19 - La subsidiarité consacrée à l’art. 451a CPC implique qu’un jugement préjudiciel de la Cour civile ne peut pas faire l’objet d’un recours en réforme cantonal dès lors que la cause pourra être soumise au Tribunal fédéral avec le jugement final (Poudret/Haldy/Tappy, Procédure civile vaudoise, 3 ème éd., Lausanne 2002, n. 1 ad art. 451b CPC, p. 686). En l’espèce, la valeur litigieuse est largement supérieure à 30’000 francs dans une affaire civile régie par le droit fédéral. Il résulte de ce qui précède qu’aucun recours en réforme cantonal n’est ouvert contre le jugement préjudiciel rendu par la Cour civile. Les griefs de la recourante qui portent sur l’application du droit matériel fédéral sont par conséquent irrecevables. 3.L’art. 444 al. 1 ch. 3 CPC ouvre la voie du recours en nullité devant le Tribunal cantonal contre tout jugement principal d’une autorité judiciaire quelconque en particulier pour violation des règles essentielles de la procédure, lorsque l'informalité est de nature à influer sur le jugement et ne peut être soumise au Tribunal cantonal par un recours en réforme ou corrigée par lui dans l'examen d'un tel recours.

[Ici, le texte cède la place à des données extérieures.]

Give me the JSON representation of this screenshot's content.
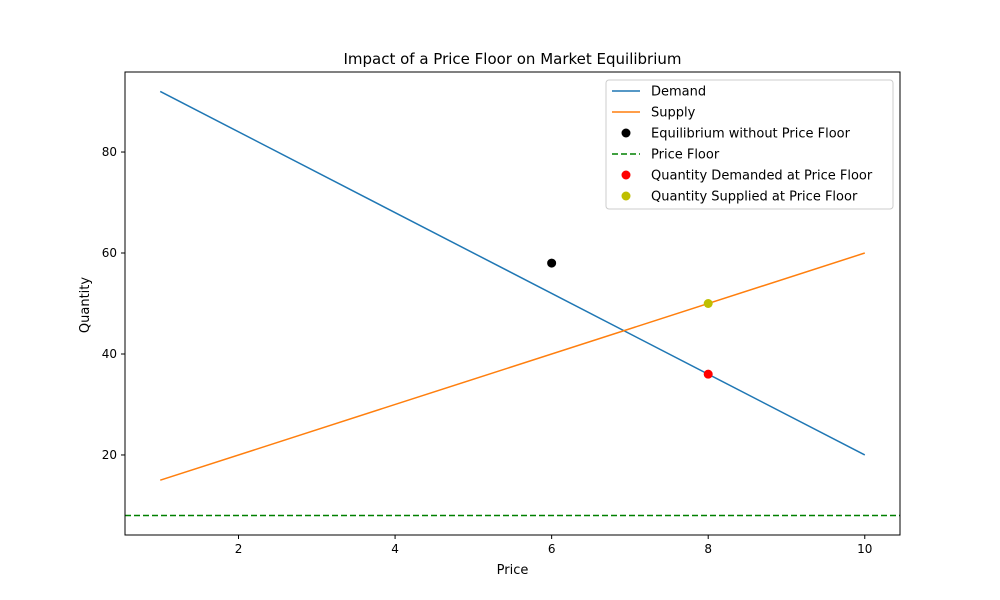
{
  "chart_data": {
    "type": "line",
    "title": "Impact of a Price Floor on Market Equilibrium",
    "xlabel": "Price",
    "ylabel": "Quantity",
    "xlim": [
      0.55,
      10.45
    ],
    "ylim": [
      4.15,
      95.85
    ],
    "xticks": [
      2,
      4,
      6,
      8,
      10
    ],
    "yticks": [
      20,
      40,
      60,
      80
    ],
    "grid": false,
    "legend_position": "upper-right",
    "series": [
      {
        "name": "Demand",
        "kind": "line",
        "style": "solid",
        "color": "#1f77b4",
        "x": [
          1,
          10
        ],
        "y": [
          92,
          20
        ]
      },
      {
        "name": "Supply",
        "kind": "line",
        "style": "solid",
        "color": "#ff7f0e",
        "x": [
          1,
          10
        ],
        "y": [
          15,
          60
        ]
      },
      {
        "name": "Equilibrium without Price Floor",
        "kind": "point",
        "color": "#000000",
        "x": [
          6
        ],
        "y": [
          58
        ]
      },
      {
        "name": "Price Floor",
        "kind": "hline",
        "style": "dashed",
        "color": "#008000",
        "y": 8
      },
      {
        "name": "Quantity Demanded at Price Floor",
        "kind": "point",
        "color": "#ff0000",
        "x": [
          8
        ],
        "y": [
          36
        ]
      },
      {
        "name": "Quantity Supplied at Price Floor",
        "kind": "point",
        "color": "#bfbf00",
        "x": [
          8
        ],
        "y": [
          50
        ]
      }
    ]
  }
}
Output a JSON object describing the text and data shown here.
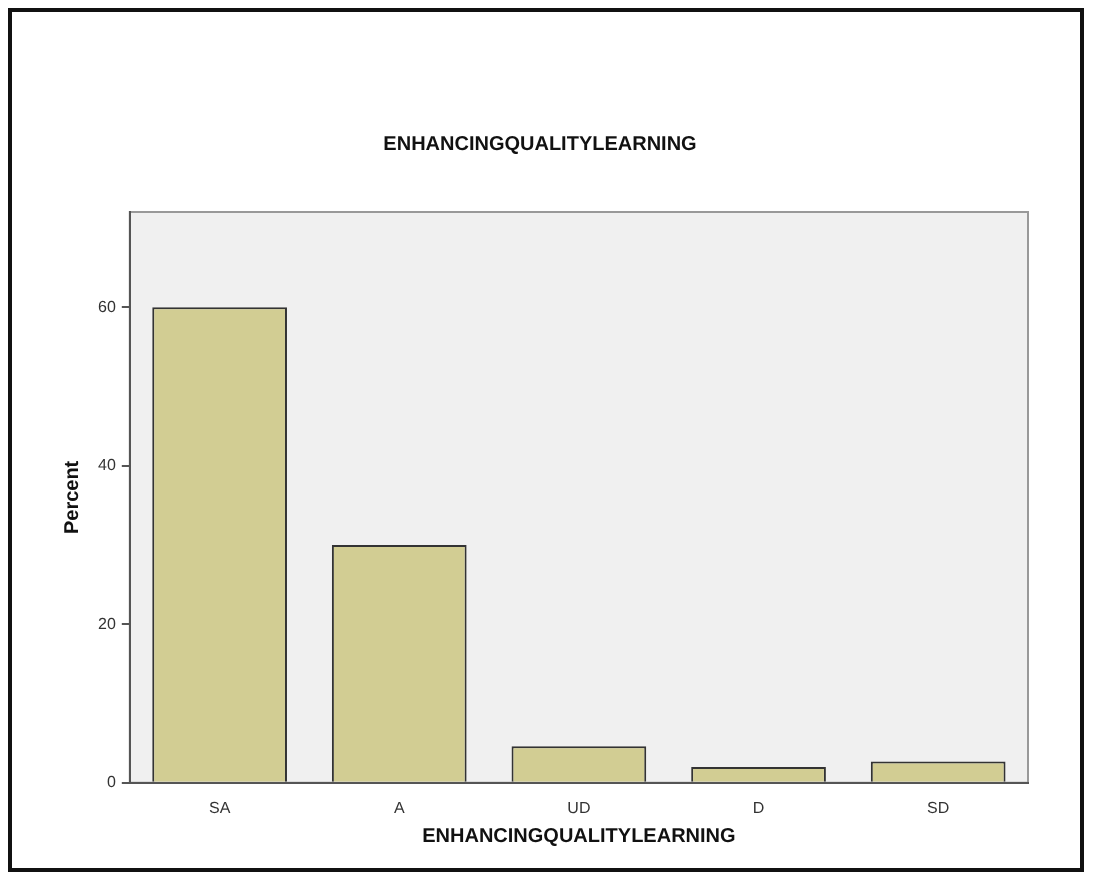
{
  "chart_data": {
    "type": "bar",
    "title": "ENHANCINGQUALITYLEARNING",
    "xlabel": "ENHANCINGQUALITYLEARNING",
    "ylabel": "Percent",
    "categories": [
      "SA",
      "A",
      "UD",
      "D",
      "SD"
    ],
    "values": [
      60,
      30,
      4.6,
      2,
      2.7
    ],
    "color": "#d2cd93",
    "ylim": [
      0,
      72
    ],
    "yticks": [
      0,
      20,
      40,
      60
    ],
    "grid": false,
    "legend": false
  }
}
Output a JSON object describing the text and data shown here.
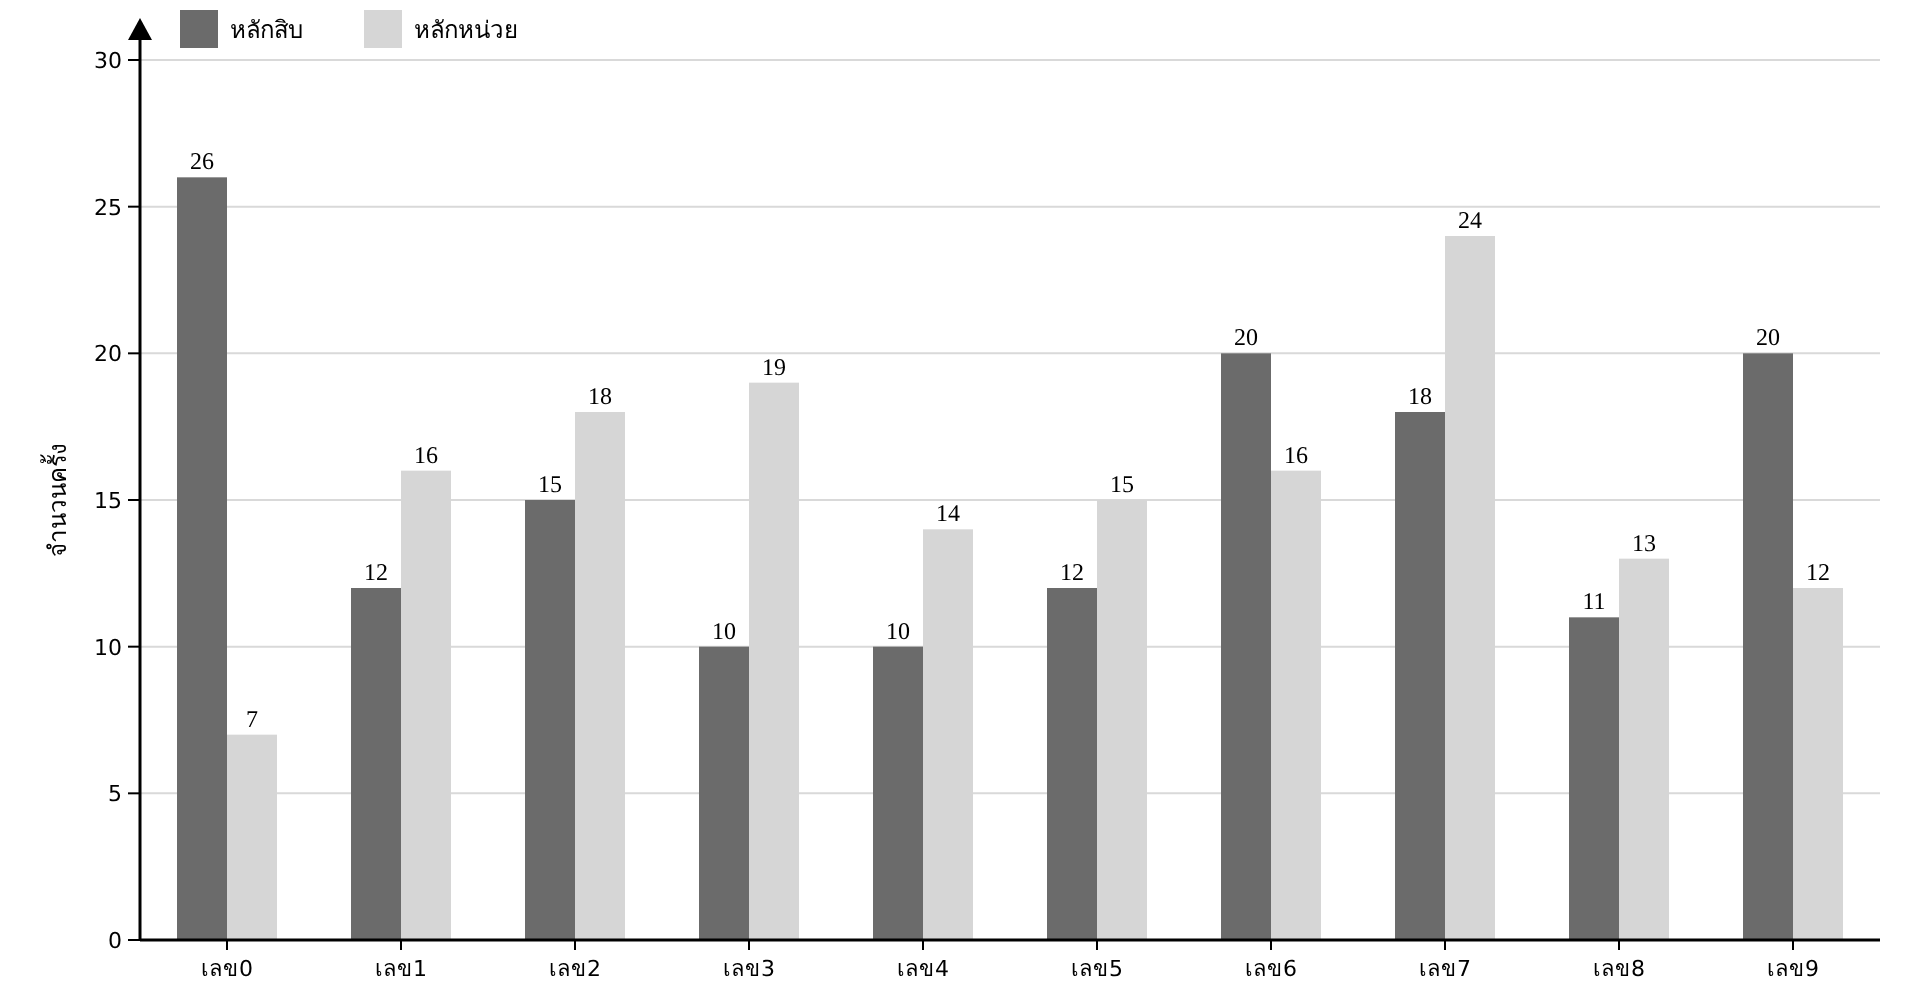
{
  "chart_data": {
    "type": "bar",
    "ylabel": "จำนวนครั้ง",
    "categories": [
      "เลข0",
      "เลข1",
      "เลข2",
      "เลข3",
      "เลข4",
      "เลข5",
      "เลข6",
      "เลข7",
      "เลข8",
      "เลข9"
    ],
    "series": [
      {
        "name": "หลักสิบ",
        "color": "#6b6b6b",
        "values": [
          26,
          12,
          15,
          10,
          10,
          12,
          20,
          18,
          11,
          20
        ]
      },
      {
        "name": "หลักหน่วย",
        "color": "#d6d6d6",
        "values": [
          7,
          16,
          18,
          19,
          14,
          15,
          16,
          24,
          13,
          12
        ]
      }
    ],
    "ylim": [
      0,
      30
    ],
    "yticks": [
      0,
      5,
      10,
      15,
      20,
      25,
      30
    ],
    "grid": "y",
    "legend": "top left",
    "data_labels": true
  }
}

A teneur de l’art. 444 al. 2 CPC, le recours est toutefois irrecevable pour les griefs qui peuvent faire l’objet d’un recours en réforme au Tribunal fédéral. La jurisprudence cantonale en a déduit que, dès lors que le grief d’arbitraire dans l’appréciation des preuves ne pouvait pas être soulevé dans un recours en réforme (art. 43 de l'ancienne loi fédérale d'organisation judiciaire), il pouvait l’être dans le recours en nullité cantonal (JT 2001 III 128; Poudret/Haldy/Tappy, op. cit., n. 15 ad art. 444 CPC, p. 657). La LTF a remplacé le recours en réforme par le recours en matière civile (art. 72 ss LTF); dans le cadre de ce nouveau recours, le grief de la violation de l’interdiction constitutionnelle de l’arbitraire est recevable (art. 95 LTF; ATF 134 III 379 c. 1.2). L’art. 444 al. 2 CPC n’a toutefois pas été adapté à la modification des voies de recours fédérales; il continue de prévoir uniquement l’exclusion des griefs susceptibles de
20 - recours en réforme. Il en découle que le grief d’arbitraire dans l’appréciation des preuves continue d’être recevable dans le cadre du recours en nullité cantonal. Supprimer la possibilité de soulever ce grief irait au demeurant à l’encontre de l’art. 75 al. 2 LTF, qui impose aux cantons d’instituer la possibilité de recourir à un tribunal supérieur du canton; même si cette disposition n’est pas encore en vigueur (cf. art. 130 aI. 2 LTF), il serait pour le moins paradoxal de prendre prétexte de l’entrée en vigueur de la LTF pour supprimer une possibilité de recours cantonal répondant pour partie à une exigence que la LTF formule (TF 4A_451/2008 du 18 novembre 2008 c. 1). Encore faut-il se demander si un recours en nullité est ouvert en l’espèce dès lors qu’il est dirigé contre un jugement préjudiciel. Il convient en effet de déterminer si le jugement préjudiciel rendu dans le présent cas constitue un jugement principal, l’art. 444 al. 1 CPC exigeant que le recours en nullité soit dirigé contre un tel jugement. Constitue ainsi un jugement principal toute décision qui met fin à l’instance ou qui statue sur des conclusions tendant à invalider l’instance totalement ou partiellement (Poudret/Haldy/Tappy, op. cit., n. 18 ad art. 444 CPC, p. 661; JT 1987 III 98). La question de la recevabilité du recours en nullité contre un jugement préjudiciel qui ne met pas fin à l'instance est controversée (Poudret/Haldy/Tappy, op. cit., n. 2 ad art. 286 CPC, p. 440; Girardet, Le recours en nullité en procédure civile vaudoise, thèse Lausanne 1986, pp. 132-133). Mais la systématique légale tend à démontrer que celui-ci n'est pas ouvert en pareille occurrence. Dans le cas particulier, le jugement entrepris n’a pas mis fin à l’instance. La question posée (savoir si la garantie provisoire de perte d’exploitation était de 24 mois) n’était en rien de nature à mettre fin à l’instance, totalement ou partiellement, mais tendait le cas échéant à mieux circonscrire la suite de la procédure. Il en découle que le jugement préjudiciel attaqué n’est pas un jugement principal, de sorte qu’il n’est pas susceptible de faire l’objet d’un recours en nullité. Le recours est ainsi irrecevable et doit être écarté.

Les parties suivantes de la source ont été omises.